| Michel Ier de Roumanie (1927-) | Lien vers Wikipédia |
Né à Sinaia, Michel fut le souverain d'un royaume en pleine turbulence politique au début du vingtième siècle. Fils de Carol II et petit-fils des grandes dynasties européennes descendantes de Victoria, il devint roi enfant avant une période sous la tutelle puis un second règne contraint par les événements de 1940-1947.

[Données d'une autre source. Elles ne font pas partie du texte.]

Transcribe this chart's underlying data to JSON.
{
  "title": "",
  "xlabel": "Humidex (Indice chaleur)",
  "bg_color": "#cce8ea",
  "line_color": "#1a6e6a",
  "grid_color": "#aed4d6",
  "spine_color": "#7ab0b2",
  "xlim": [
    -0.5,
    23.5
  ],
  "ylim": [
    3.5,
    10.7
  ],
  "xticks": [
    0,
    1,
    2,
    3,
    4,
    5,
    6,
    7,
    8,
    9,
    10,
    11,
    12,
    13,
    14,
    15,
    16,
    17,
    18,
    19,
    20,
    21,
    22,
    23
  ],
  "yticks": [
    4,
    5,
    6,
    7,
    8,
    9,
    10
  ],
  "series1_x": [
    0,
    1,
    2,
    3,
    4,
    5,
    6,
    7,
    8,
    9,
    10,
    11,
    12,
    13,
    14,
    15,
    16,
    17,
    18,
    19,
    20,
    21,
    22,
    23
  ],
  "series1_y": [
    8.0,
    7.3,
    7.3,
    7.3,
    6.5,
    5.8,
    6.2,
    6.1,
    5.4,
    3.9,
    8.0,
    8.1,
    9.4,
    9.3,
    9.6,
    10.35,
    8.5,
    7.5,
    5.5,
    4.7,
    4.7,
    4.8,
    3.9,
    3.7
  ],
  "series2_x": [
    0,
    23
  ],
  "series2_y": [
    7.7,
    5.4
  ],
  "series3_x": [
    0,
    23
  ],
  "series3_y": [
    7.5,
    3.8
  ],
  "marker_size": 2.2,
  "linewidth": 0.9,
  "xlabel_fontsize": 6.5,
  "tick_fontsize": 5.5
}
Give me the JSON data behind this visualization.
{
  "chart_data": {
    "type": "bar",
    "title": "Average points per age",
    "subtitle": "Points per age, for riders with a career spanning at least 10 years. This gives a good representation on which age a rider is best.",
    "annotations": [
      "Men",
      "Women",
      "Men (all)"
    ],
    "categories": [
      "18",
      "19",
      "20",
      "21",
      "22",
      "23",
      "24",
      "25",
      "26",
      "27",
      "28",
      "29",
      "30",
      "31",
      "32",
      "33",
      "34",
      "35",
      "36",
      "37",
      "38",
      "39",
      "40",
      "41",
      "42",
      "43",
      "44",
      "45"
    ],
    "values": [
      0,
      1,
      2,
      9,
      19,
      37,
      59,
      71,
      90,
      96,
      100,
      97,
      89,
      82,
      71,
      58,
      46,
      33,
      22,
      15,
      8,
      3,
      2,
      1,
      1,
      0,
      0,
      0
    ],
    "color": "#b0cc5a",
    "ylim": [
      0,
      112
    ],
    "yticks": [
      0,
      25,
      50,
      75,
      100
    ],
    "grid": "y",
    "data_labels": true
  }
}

Son histoire personnelle marque profondément le XXe siècle roumain. Monté sur le trône à cinq ans et revenu au pouvoir après la chute d'Antonescu, il a incarné la résistance face aux régimes autoritaires avant sa force abdication en 1947. Figure morale restée attachant malgré les vicissitudes de l'exil soviétique puis occidental, Michel symbolise un passé complexe où monarchie et démocratie se sont affrontés.
Pendant son règne, la Roumanie a émis des pièces de loi comme les couronnes roumaines. Toutefois, les effigies ont souvent changé par régence ou conflit mondial. Après 1947, l'émission officielle cessa d'utiliser sa représentation pendant le régime communiste. Ce n'est qu'après la chute du mur en 1989 que des pièces commémoratives apparurent à nouveau pour marquer une rupture symbolique avec ce passé ou célébrer son statut de chef dÉtat historique.
Aujourd'hui, les entités émettrices concernent principalement le royaume sous Carol puis Michel au XXe siècle et l'États roumain actuel qui commémore la famille royale. Les pièces postérieures à 1989 ne sont plus des monnaies de circulation standard mais des artefacts historiques.
Ces objets d'histoire restent prisés car ils racontent une époque où l'univers roi et peuple se mélangent. La rareté liée aux guerres de 1940-1945 ajoute à la valeur historique des exemplaires conservés.
Au final, collectionner ces monnaies permet de comprendre les transitions entre dictatures et restaurations démocratiques en Europe. Les pièces ne sont pas seulement des métaux précieux mais des documents authentifiant une page obscure où un roi a survécu à ses propres pays pour reposer ensuite dans la neutralité.